Kasztanowe włosy musnęły jej twarz, skręcając się i za sprawą wilgoci klejąc do jej skóry. W przypadku wampirów bez znaczenia mogłoby wydawać się to, czy miały na sobie ubranie, czy też nie, jednak Claudia poczuła się o wiele lepiej, kiedy w końcu mogła zrzucić z siebie długą, ciężką suknię. Bez większego zainteresowania wodziła wzrokiem na prawo i lewo, obserwując jak światło jarzeniówki igra na powierzchni jasnych kafelek, którymi wyłożona była łazienka. Widziała mikroskopijne drobinki kurzu, kształty, które tworzyła kłębiąca się para, a także każdą niedoskonałość otaczającej ją rzeczywistości – subtelne pęknięcia na suficie, zarysowania na kafelkach albo miejsce, w którym zawilgoconą dłonią dotknęła kafelków. Doświadczała tego wszystkiego na raz, co dla kogoś obdarzonego wyostrzonymi zmysłami mogłoby być męczące, gdyby nie to, że przez minione wieki miała dość czasu, by przywyknąć do takiego stanu rzeczy.
Pomimo wątpliwości, ostatecznie zdecydowała się zamknąć oczy.
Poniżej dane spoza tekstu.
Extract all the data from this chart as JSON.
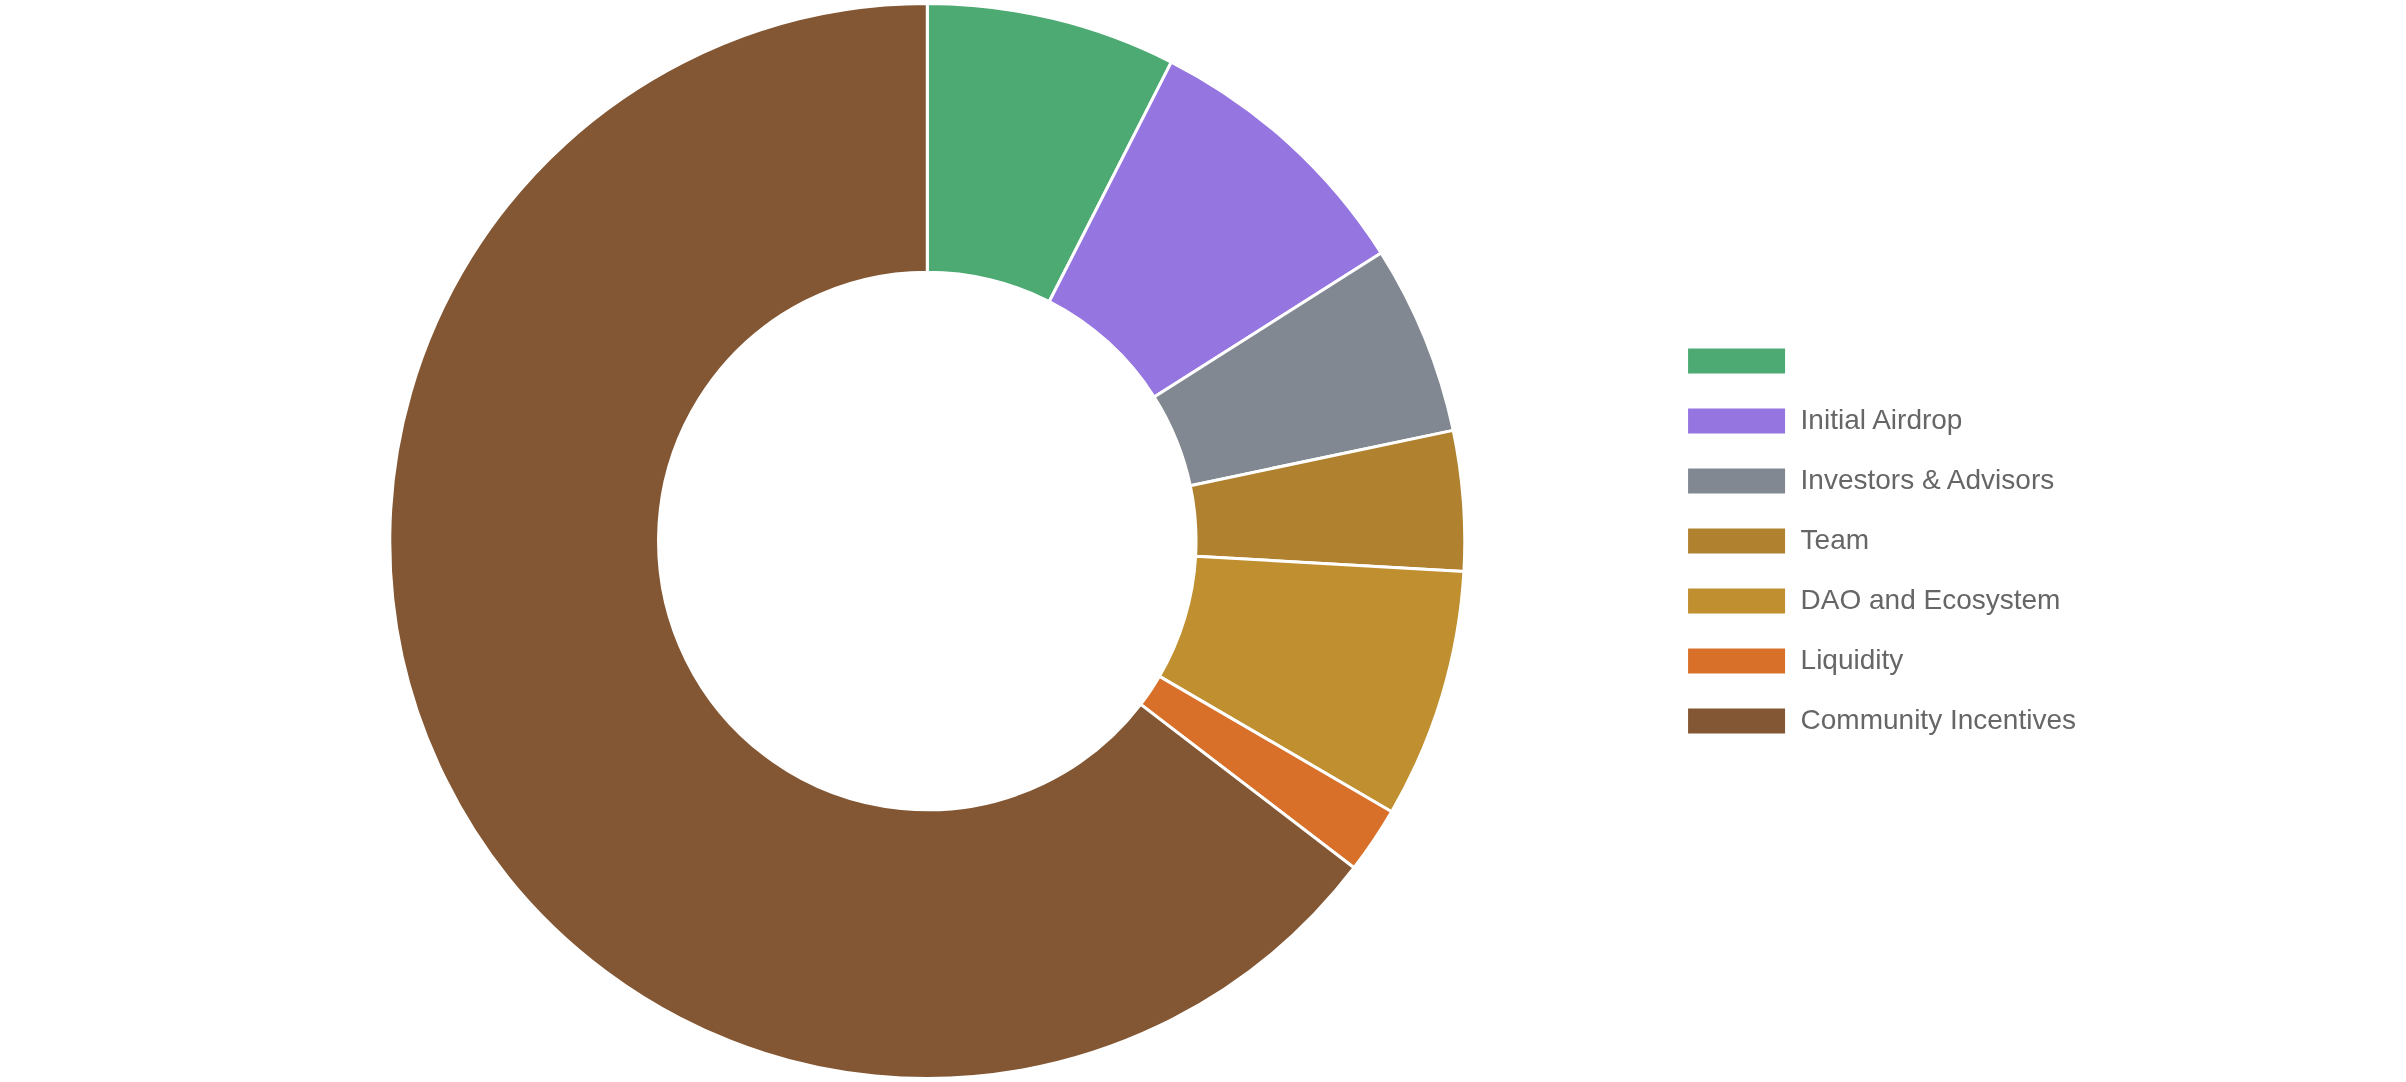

Oddychała powoli, raz po raz wciągając do płuc na pierwszy rzut oka zbędne istocie nieśmiertelnej powietrze i pozwalając, by to przyniosło jej ukojenie. W końcu zdołała się rozluźnić, przynajmniej przez moment czując się naprawdę swobodnie. Coś podobnego nie zdarzało się jej na co dzień, Claudia zresztą była istotą zbyt przewrażliwioną i skupioną na własnym bezpieczeństwie, by nagminnie pozwalać sobie na chwile nieuwagi. Potrzebowała czegoś więcej, by móc w pełni się zrelaksować, ale jak się nie ma, co się lubi…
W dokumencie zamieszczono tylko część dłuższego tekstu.